The latest boil to burst forth upon the body of environmental journalism began to fester on Thursday, January 7, when the USEPA announced that it was proposing the latest, greatest and most-badly- needed-ever smog standard. (Officially the pollutant is "ground-level ozone", but we'll stick with "smog" for convenience). Mainstream media outlets everywhere fell over themselves to heap praise on the EPA for imposing a standard that administrator Lisa Jackson described as "long overdue." This lead, from the Chicago Tribune's lead environmental reporter/head Sierra Club cheerleader Michael Hawthorne's January 8 story, was typical:
"Chicago and other urban areas across the U.S. would need to clamp down harder on air pollution under tough smog limits proposed Thursday by the Obama administration, which scrapped a George W. Bush-era rule that ignored the latest scientific advice."
"Latest scientific advice" is, of course, code for "scientific consensus", a phrase that has become all the rage.

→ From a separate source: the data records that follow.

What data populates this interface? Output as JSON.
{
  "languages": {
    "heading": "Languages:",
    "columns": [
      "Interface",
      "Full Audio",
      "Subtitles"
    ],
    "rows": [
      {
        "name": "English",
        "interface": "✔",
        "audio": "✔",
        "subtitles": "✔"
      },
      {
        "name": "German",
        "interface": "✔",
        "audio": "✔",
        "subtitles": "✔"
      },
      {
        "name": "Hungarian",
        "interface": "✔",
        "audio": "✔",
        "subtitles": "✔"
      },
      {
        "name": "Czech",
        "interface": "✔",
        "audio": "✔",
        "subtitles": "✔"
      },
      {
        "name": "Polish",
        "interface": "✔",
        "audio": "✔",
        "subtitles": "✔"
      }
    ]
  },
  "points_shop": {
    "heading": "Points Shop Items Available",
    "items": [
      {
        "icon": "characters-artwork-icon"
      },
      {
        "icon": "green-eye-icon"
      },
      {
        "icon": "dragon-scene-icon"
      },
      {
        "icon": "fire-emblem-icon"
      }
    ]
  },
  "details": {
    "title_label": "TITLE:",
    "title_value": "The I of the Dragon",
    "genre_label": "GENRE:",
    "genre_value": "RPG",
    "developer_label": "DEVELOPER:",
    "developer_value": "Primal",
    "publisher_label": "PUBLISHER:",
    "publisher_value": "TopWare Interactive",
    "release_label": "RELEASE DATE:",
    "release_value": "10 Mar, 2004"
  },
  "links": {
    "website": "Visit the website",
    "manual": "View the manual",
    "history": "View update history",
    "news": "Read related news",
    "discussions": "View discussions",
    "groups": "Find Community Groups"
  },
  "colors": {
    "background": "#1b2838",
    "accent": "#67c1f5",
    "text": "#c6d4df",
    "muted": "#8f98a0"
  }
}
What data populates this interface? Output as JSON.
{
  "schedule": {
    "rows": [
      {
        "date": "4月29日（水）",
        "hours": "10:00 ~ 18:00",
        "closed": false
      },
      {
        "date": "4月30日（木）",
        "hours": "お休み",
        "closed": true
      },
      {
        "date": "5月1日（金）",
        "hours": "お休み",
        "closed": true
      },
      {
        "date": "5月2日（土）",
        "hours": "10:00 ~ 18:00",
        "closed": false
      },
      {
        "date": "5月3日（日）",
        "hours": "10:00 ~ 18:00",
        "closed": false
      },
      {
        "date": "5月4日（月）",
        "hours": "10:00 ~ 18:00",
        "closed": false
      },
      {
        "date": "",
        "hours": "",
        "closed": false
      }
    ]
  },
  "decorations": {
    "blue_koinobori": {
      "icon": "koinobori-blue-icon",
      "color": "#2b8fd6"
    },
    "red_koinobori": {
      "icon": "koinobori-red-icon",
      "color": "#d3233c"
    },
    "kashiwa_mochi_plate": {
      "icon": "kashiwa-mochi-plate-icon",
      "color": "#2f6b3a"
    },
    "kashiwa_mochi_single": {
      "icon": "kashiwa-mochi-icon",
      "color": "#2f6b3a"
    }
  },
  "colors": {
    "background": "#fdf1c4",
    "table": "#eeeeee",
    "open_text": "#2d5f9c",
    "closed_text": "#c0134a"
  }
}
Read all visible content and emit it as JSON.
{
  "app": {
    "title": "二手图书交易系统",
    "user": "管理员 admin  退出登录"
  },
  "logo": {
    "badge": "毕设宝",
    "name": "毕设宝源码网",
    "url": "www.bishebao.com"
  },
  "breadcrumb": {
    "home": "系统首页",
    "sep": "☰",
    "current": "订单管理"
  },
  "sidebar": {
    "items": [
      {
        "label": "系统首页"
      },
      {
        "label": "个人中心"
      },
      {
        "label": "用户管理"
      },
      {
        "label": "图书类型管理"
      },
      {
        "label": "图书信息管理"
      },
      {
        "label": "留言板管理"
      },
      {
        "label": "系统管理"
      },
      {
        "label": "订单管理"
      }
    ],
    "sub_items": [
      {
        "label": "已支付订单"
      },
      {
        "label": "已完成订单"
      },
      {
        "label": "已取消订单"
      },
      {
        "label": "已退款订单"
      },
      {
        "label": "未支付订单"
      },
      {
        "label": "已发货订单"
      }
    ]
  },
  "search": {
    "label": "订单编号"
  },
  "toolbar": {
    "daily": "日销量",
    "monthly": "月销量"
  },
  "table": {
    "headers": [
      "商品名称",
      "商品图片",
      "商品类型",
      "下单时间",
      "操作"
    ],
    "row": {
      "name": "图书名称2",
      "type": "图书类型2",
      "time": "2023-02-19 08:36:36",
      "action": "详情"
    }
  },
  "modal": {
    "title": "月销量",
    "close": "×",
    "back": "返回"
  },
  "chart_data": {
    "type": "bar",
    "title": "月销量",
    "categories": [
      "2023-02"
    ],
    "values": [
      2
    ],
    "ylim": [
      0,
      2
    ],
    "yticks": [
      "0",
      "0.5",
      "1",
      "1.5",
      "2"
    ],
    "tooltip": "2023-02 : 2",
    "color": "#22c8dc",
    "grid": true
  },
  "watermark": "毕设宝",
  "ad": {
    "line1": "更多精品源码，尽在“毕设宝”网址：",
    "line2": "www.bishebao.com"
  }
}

A funny thing this "consensus"; when it comes to global warming, or the new smog standard, or a host of other environmental topics, consensus: a) doesn't matter, and b) doesn't exist.
Jackson's EPA wants to lower the smog standard for the fourth time since the agency was created. The original Clean Air Act set a standard of 120 parts per billion. It was lowered under the Clinton administration to 80 parts per billion and again, under President Bush, to 75 parts per billion. These Clinton and Bush reductions share a couple of common characteristics: EPA did not pick the lowest proposed number in either case, and the costs associated with each of these new standards played a role in the agency's final decision. Where these two actions differed was in the reaction of the mainstream media. The Clinton-era reduction was hailed as an environmental triumph. The Bush-era reduction, notwithstanding the fact that it was more stringent than the Clinton-era standard, was decried as an environmental disaster.